Figure 5—figure supplement 4. Citrate effects on APOE expression in HAP1 cells.

(A) Diagram of citrate pathways and genes studied. (B) Fireworks analysis of co-essentiality genes to identify genes connected to ACLY (Amici et al., 2021). Green denote hubs and purple marks MitoCarta annotated nodes. ACLY is a component of the SLC25A1 interactome, see Gokhale et al., 2021. (C) qRT-PCR quantification of citrate transporter SLC13A5 and a housekeeping control gene (PCBP1) in wild-type and SLC25A1Δ HAP1 cells. (C) MesoScale ELISA determinations of human APOE in wild-type and SLC25A1Δ HAP1 cells incubated with vehicle, 2.5 mM citrate for 48 hr. Average ± SEM, One-way ANOVA followed by Dunnett’s multiple comparisons test. (D) qRT-PCR quantification of ACLY and a housekeeping control gene (PCBP1) in wild-type and ACLYΔ mutant cells. Average ± SEM, One-way ANOVA followed by Dunnett’s multiple comparisons test. (E) MesoScale ELISA determinations of human APOE in wild-type and ACLYΔ HAP1 cells. Unpaired t-test with Welch’s correction.

Figure 5—figure supplement 5. AMPK, mitochondrial stress, and redox responses in wild type and SLC25A1Δ HAP1 cells.

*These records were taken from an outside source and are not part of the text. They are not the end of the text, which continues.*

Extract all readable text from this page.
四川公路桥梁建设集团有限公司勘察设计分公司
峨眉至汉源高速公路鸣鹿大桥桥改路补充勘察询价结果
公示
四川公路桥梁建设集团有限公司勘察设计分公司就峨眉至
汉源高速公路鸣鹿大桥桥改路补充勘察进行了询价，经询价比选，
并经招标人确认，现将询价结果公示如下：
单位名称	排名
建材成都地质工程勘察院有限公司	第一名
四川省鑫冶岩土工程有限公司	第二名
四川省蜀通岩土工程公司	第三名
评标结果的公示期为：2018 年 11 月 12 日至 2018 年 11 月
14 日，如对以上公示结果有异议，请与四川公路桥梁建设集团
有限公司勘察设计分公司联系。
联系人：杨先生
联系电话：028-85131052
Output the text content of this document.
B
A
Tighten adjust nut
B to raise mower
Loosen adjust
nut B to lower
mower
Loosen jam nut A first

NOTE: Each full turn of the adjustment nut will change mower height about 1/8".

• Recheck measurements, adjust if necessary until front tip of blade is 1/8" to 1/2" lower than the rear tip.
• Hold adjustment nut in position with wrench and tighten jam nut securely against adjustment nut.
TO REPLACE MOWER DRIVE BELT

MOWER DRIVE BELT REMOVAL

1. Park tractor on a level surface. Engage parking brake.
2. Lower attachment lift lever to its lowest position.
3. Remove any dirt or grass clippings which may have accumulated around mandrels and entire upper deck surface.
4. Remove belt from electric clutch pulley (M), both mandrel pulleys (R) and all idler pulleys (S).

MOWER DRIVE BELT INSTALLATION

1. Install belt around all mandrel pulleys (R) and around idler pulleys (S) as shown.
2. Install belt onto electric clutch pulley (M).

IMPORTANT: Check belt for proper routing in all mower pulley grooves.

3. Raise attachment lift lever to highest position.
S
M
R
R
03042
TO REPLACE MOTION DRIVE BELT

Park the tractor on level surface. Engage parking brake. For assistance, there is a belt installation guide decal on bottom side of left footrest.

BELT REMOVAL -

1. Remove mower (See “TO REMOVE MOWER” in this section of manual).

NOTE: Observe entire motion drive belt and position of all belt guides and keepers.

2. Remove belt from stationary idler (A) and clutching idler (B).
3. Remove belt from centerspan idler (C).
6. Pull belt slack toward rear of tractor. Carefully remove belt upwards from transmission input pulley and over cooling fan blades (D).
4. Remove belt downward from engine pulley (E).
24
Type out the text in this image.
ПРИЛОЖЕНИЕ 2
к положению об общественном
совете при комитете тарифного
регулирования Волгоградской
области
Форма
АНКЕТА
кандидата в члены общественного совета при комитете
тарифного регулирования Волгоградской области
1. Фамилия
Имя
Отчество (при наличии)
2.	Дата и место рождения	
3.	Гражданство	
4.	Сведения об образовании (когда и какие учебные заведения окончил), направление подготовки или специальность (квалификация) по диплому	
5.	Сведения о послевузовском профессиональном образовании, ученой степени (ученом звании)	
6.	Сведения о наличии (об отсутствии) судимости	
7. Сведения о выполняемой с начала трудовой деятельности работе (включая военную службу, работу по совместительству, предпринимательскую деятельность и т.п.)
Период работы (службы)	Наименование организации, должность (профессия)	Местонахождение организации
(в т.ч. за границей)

(A) Activity of AMPK in wild-type (lanes 1–2) and SLC25A1Δ (lanes 3–4) HAP1 cells was assessed with antibodies against AMPK, phospho-AMPK, and SLC25A1. Cells were treated with AICAR at 0.4 mM concentration for 72 hr to induce the activation of AMPK (lanes 2 and 4). (B) RNAseq determinations of FGF21 and GDF21 as well ATF transcription factors in wild-type and mutant cells. (C) Cis-regulatory sequence analysis with iRegulon to infer transcriptional responses activated in the SLC25A1Δ and SLC25A4Δ upregulated transcriptome (1429 transcripts p<0.001 and log2 fold of change = 1) (Janky et al., 2014). Significance threshold is set at 3. There are no ATF3, 4, or 5 target genes in the SLC25A1Δ upregulated transcriptome. (D) Activation of the mitochondrial stress response with doxycycline modestly increases APOE in conditioned media from SLC25A1Δ cells but not in wild-type cells. MesoScale ELISA determinations of human APOE in wild-type and SLC25A1Δ cells treated in the absence or presence of doxycycline at a concentration of 9.75 micromolar for 48 hr. APOE was measured in cell lysates and media. (E–F) Activation of the mitochondrial stress response with doxycycline in wild-type (D) and SLC25A1Δ (E) HAP1 cells. Doxycycline treatment was performed as in C. Gene expression was determined by qRT-PCR measuring the transcription factors ATF3-5 and their selected target genes ASNS, CHAC1, CHOP, PCK2, and WARS. RER1 and PCBP1 were used as housekeeping control transcripts. n=3. (G). Cells were treated with 2 mM N-acetyl cysteine (NAC) for 48 hr, n=3. RER1 was used as a control gene and glutathione-disulfide reductase (GSR) as a NAC-sensitive gene reporter. (E to G) show data as a ratio between drug/vehicle. All figures depict average ± SEM. For F and G, One-way ANOVA followed by Šydák’s multiple correction. (D and E) One-way ANOVA followed by Benjamini-Krieger-Yekuiteli multiple comparison corrections (FDR = 5%).